ConvertTo-VigilEvent -Path ./data/raw-events.json |
    Where-Object Suspicious |
    Sort-Object TimeCreated |
    Export-Csv ./out.csv -NoTypeInformation

[pscustomobject] vs a PowerShell class

# [pscustomobject] - default: lightweight, dynamic properties, idiomatic
$obj = [pscustomobject]@{ Id = 4104; Suspicious = $true }

# class - when the TYPE IDENTITY matters (named contract, typed params, constructor-enforced fields)
class VigilEvent {
    [datetime]$TimeCreated
    [int]     $Id
    [string]  $Provider
    [string]  $Level
    [bool]    $Suspicious
    [string]  $Message

    VigilEvent([datetime]$time, [int]$id, [string]$provider, [string]$level, [bool]$suspicious, [string]$message) {
        $this.TimeCreated = $time
        $this.Id          = $id
        $this.Provider    = $provider
        $this.Level       = $level
        $this.Suspicious  = $suspicious
        $this.Message     = $message
    }
}

$evt = [VigilEvent]::new([datetime]'2026-02-11T08:07:44Z', 4104, 'Microsoft-Windows-PowerShell', 'Warning', $true, 'IEX ...')
$evt -is [VigilEvent]        # True - the contract is checkable
[OutputType([VigilEvent])]   # now means something a reviewer can verify

Use [pscustomobject] by default. Use a class when the type name is load-bearing (crosses module boundaries, typed downstream parameters, constructor-enforced required fields).

Pester — prove it emits objects and rejects bad input

Describe 'ConvertTo-VigilEvent' {
    BeforeAll {
        Import-Module "$PSScriptRoot/Vigil/Vigil.psd1" -Force
        $script:events = ConvertTo-VigilEvent -Path "$PSScriptRoot/data/raw-events.json"
    }
    It 'emits objects, not strings'      { $script:events[0]        | Should -BeOfType ([VigilEvent]) }
    It 'coerces fields to real types'    { $script:events[0].Id     | Should -BeOfType ([int]) }
    It 'rejects a null path (boundary)'  { { ConvertTo-VigilEvent -Path '' } | Should -Throw }
    It 'rejects a missing file'          { { ConvertTo-VigilEvent -Path './nope.json' } | Should -Throw }
}

The copilot's tells (what to catch in review)

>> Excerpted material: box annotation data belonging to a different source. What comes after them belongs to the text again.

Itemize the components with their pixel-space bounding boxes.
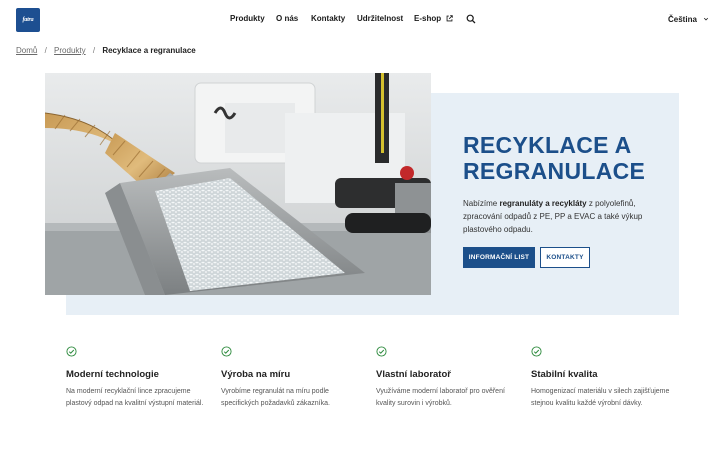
nav-item-eshop-label: E-shop — [414, 14, 442, 23]
hero-title-line2: REGRANULACE — [463, 158, 646, 184]
hero-image — [45, 73, 431, 295]
language-label: Čeština — [668, 15, 697, 24]
check-circle-icon — [66, 346, 77, 357]
check-circle-icon — [531, 346, 542, 357]
check-circle-icon — [221, 346, 232, 357]
nav-item-o-nas[interactable]: O nás — [276, 14, 298, 23]
chevron-down-icon — [704, 17, 709, 21]
feature-item: Vlastní laboratoř Využíváme moderní labo… — [376, 346, 521, 409]
breadcrumb-separator: / — [92, 46, 96, 55]
feature-title: Výroba na míru — [221, 369, 291, 380]
hero-text-bold: regranuláty a recykláty — [499, 199, 587, 208]
hero-description: Nabízíme regranuláty a recykláty z polyo… — [463, 197, 663, 236]
breadcrumb: Domů / Produkty / Recyklace a regranulac… — [16, 46, 196, 55]
nav-item-produkty[interactable]: Produkty — [230, 14, 265, 23]
feature-title: Stabilní kvalita — [531, 369, 598, 380]
feature-description: Využíváme moderní laboratoř pro ověření … — [376, 388, 505, 407]
breadcrumb-current: Recyklace a regranulace — [102, 46, 196, 55]
hero-title-line1: RECYKLACE A — [463, 132, 632, 158]
nav-item-udrzitelnost[interactable]: Udržitelnost — [357, 14, 403, 23]
contacts-button[interactable]: KONTAKTY — [540, 247, 590, 268]
feature-item: Stabilní kvalita Homogenizací materiálu … — [531, 346, 676, 409]
external-link-icon — [446, 15, 454, 22]
search-icon[interactable] — [466, 14, 476, 24]
feature-title: Vlastní laboratoř — [376, 369, 451, 380]
info-sheet-button[interactable]: INFORMAČNÍ LIST — [463, 247, 535, 268]
breadcrumb-separator: / — [44, 46, 47, 55]
check-circle-icon — [376, 346, 387, 357]
nav-item-eshop[interactable]: E-shop — [414, 14, 454, 23]
main-nav: Produkty O nás Kontakty Udržitelnost E-s… — [0, 14, 720, 28]
recycling-machine-photo — [45, 73, 431, 295]
feature-item: Moderní technologie Na moderní recyklačn… — [66, 346, 211, 409]
feature-title: Moderní technologie — [66, 369, 159, 380]
language-selector[interactable]: Čeština — [668, 15, 709, 24]
feature-description: Na moderní recyklační lince zpracujeme p… — [66, 388, 204, 407]
feature-description: Homogenizací materiálu v silech zajišťuj… — [531, 388, 670, 407]
feature-item: Výroba na míru Vyrobíme regranulát na mí… — [221, 346, 366, 409]
hero-title: RECYKLACE A REGRANULACE — [463, 132, 673, 184]
breadcrumb-link-home[interactable]: Domů — [16, 46, 37, 55]
hero-text-part1: Nabízíme — [463, 199, 500, 208]
breadcrumb-link-produkty[interactable]: Produkty — [54, 46, 86, 55]
site-header: fatra Produkty O nás Kontakty Udržitelno… — [0, 0, 720, 40]
nav-item-kontakty[interactable]: Kontakty — [311, 14, 345, 23]
feature-description: Vyrobíme regranulát na míru podle specif… — [221, 388, 330, 407]
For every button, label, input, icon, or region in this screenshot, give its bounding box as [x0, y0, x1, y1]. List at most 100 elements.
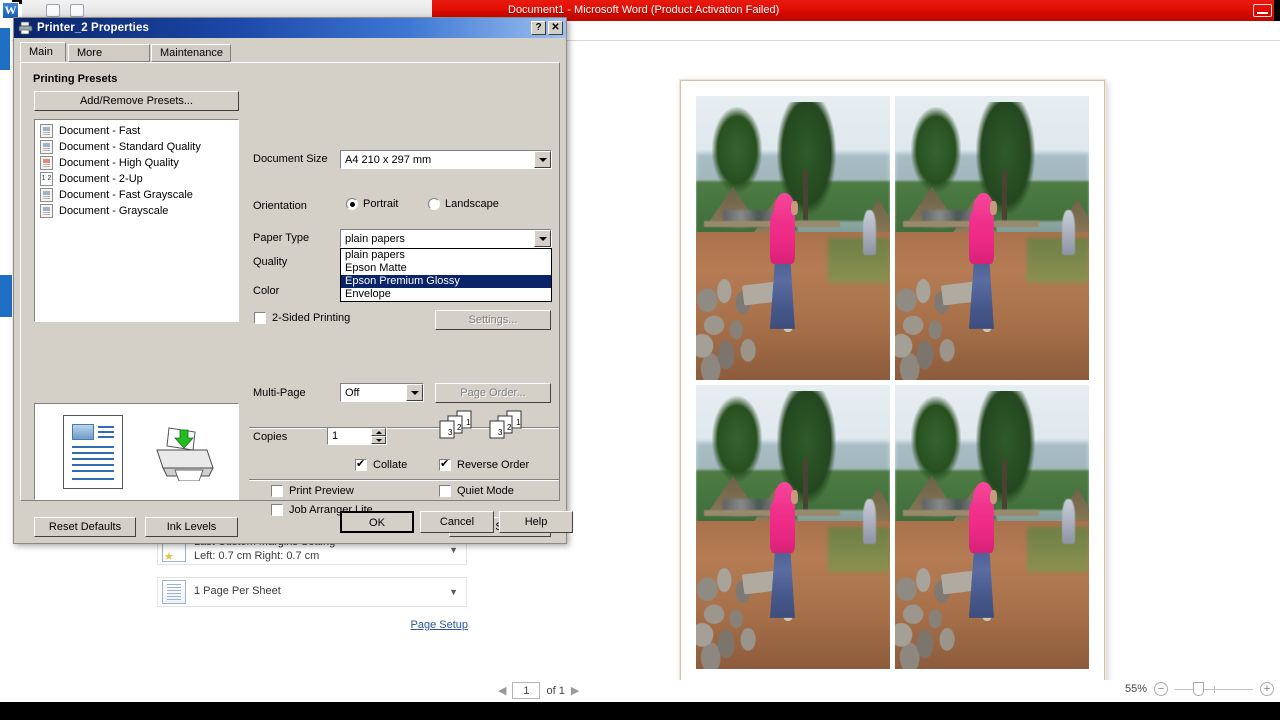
color-label: Color: [253, 285, 280, 297]
page-number-input[interactable]: 1: [512, 682, 541, 699]
list-item[interactable]: Document - Fast: [35, 123, 238, 139]
checkbox-indicator: [439, 485, 451, 497]
zoom-slider[interactable]: [1175, 682, 1253, 696]
reverse-order-label: Reverse Order: [457, 459, 530, 471]
dialog-tabstrip: Main More Options Maintenance: [20, 42, 566, 76]
screen-right-edge: [1274, 0, 1280, 22]
printer-icon: [18, 21, 33, 35]
word-backstage-tab-1[interactable]: [0, 28, 10, 70]
word-minimize-button[interactable]: [1253, 4, 1272, 17]
copies-value[interactable]: 1: [328, 430, 338, 442]
page-navigation: ◀ 1 of 1 ▶: [498, 682, 579, 699]
dropdown-option[interactable]: plain papers: [341, 249, 551, 262]
tab-main[interactable]: Main: [20, 42, 66, 62]
word-title-text: Document1 - Microsoft Word (Product Acti…: [508, 4, 780, 16]
chevron-down-icon[interactable]: ▼: [449, 545, 458, 555]
collate-illustrations: 1 2 3 1 2 3: [439, 410, 534, 440]
chevron-down-icon[interactable]: ▼: [449, 587, 458, 597]
preview-photo: [895, 385, 1089, 669]
zoom-slider-thumb[interactable]: [1193, 682, 1204, 696]
orientation-portrait-radio[interactable]: Portrait: [346, 198, 398, 210]
document-size-value: A4 210 x 297 mm: [345, 153, 432, 166]
document-size-combo[interactable]: A4 210 x 297 mm: [340, 150, 552, 169]
orientation-landscape-radio[interactable]: Landscape: [428, 198, 499, 210]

plain `function` with no [CmdletBinding()]   -> add [CmdletBinding()] + [OutputType()]
positional / unvalidated parameters          -> add [Validate*] attributes at the boundary
Write-Host / Format-Table | Out-String       -> emit objects; let the console format
$e.Id used as-is (string)                     -> coerce: [int]$e.Id, [datetime]$e.TimeCreated

Specify the output type in the prompt ("return [VigilEvent] objects, one per record") — a named contract is much harder for the model to satisfy with a string.